For some, the idea of adapting to the American lifestyle can seem intimidating. "I guess feeling a little helpless at first is part of the freshman experience, but I'd like to avoid being the awkward European kid next year," Windemuth wrote. "It sounds silly, but the prospect of Americanizing my habits seems a little daunting right now."

Ruiz said she felt welcomed by the community when she arrived. "I think people really are fascinated when you're international so it actually makes it really easy," she explained.

"American students are very receptive to hearing about other people's experiences and perspectives on issues that we talk about inside and outside the classroom," said Minoo Ramanathan '11, who was born in India and attended school in Oman. "I realized it was actually a big advantage to have that perspective as long as you were open minded … (having grown up abroad) was a great way to start a conversation with people."


Finding support

Internationals' need for extra advising when t
hey first arrive varies. Wu did not feel the need to seek advising when she arrived at Brown her freshman year.

"I didn't think the culture shock or anything we had to go through was that bad," she said.

Internationals agreed that advising is there if students want it — but "it's not forcing anyone to do anything," Wu said.

But some said they wished international advising would take a more proactive stance. "When I came here, I wished there had been (events) I could go to that explained Social Security numbers and things like that straight away," Cameron said. "I had to go get the help … it's pretty obvious that most international kids who go to Brown are going to need those things, so having things like that straight away would be great."

International students can also be "more hesitant" to reach out for help, a feature that is "very characteristic about the way resources are set up at Brown," Junco said. "Faculty needs to step in" and offer help more actively, he added.

One of the main concerns for international students currently is offering more financial help to students from abroad, according to Wu.

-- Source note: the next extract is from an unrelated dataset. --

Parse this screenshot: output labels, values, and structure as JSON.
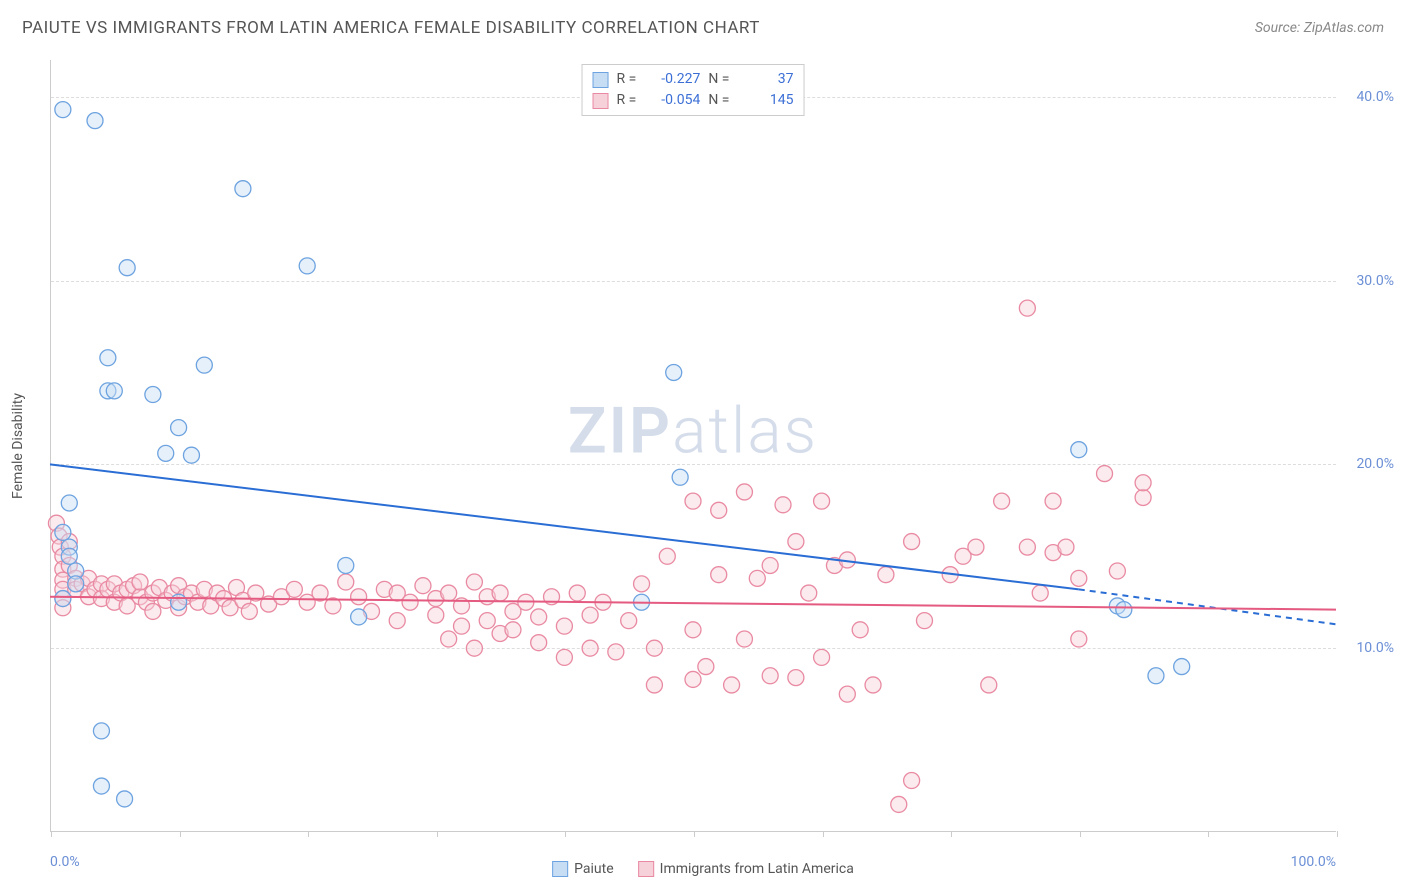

As a member of the Brown International Scholarship Committee, Wu has been working with the committee and the Brown Annual Fund for two years to create a tradition where graduating international students will create a scholarship for an incoming student from abroad.

Other students expressed concern about life after Brown. "I think that is something that a lot of colleges, including Brown, don't really think about," Raman said. "But it's really hard to consider the fact that when international students are coming to Brown, most often they're not going to just be able to go back to their home countries … because forms of education vary so much."

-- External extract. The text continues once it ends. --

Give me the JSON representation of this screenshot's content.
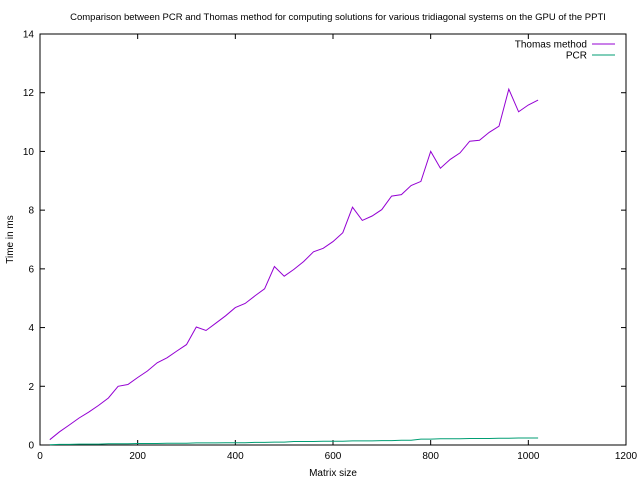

Raman, a pre-medical student, said it is her "dream" to go to medical school in the United States, especially at Brown. But since acceptance to medical schools for international students is based on "complete ability to pay," she said, it would be impossible for her to achieve that dream. "I really wish that, as in all the other ways that Brown redefines norms, that it would also redefine this norm."

Ultimately, though students have found a strong support system in the international community, "it's very hard to make a clear distinction between students who are American and those who are not," Junco said. "There's just such a variety."

"In so many ways Brown is about bringing Brown to the world," Raman added. "But it's also about bringing the world to Brown."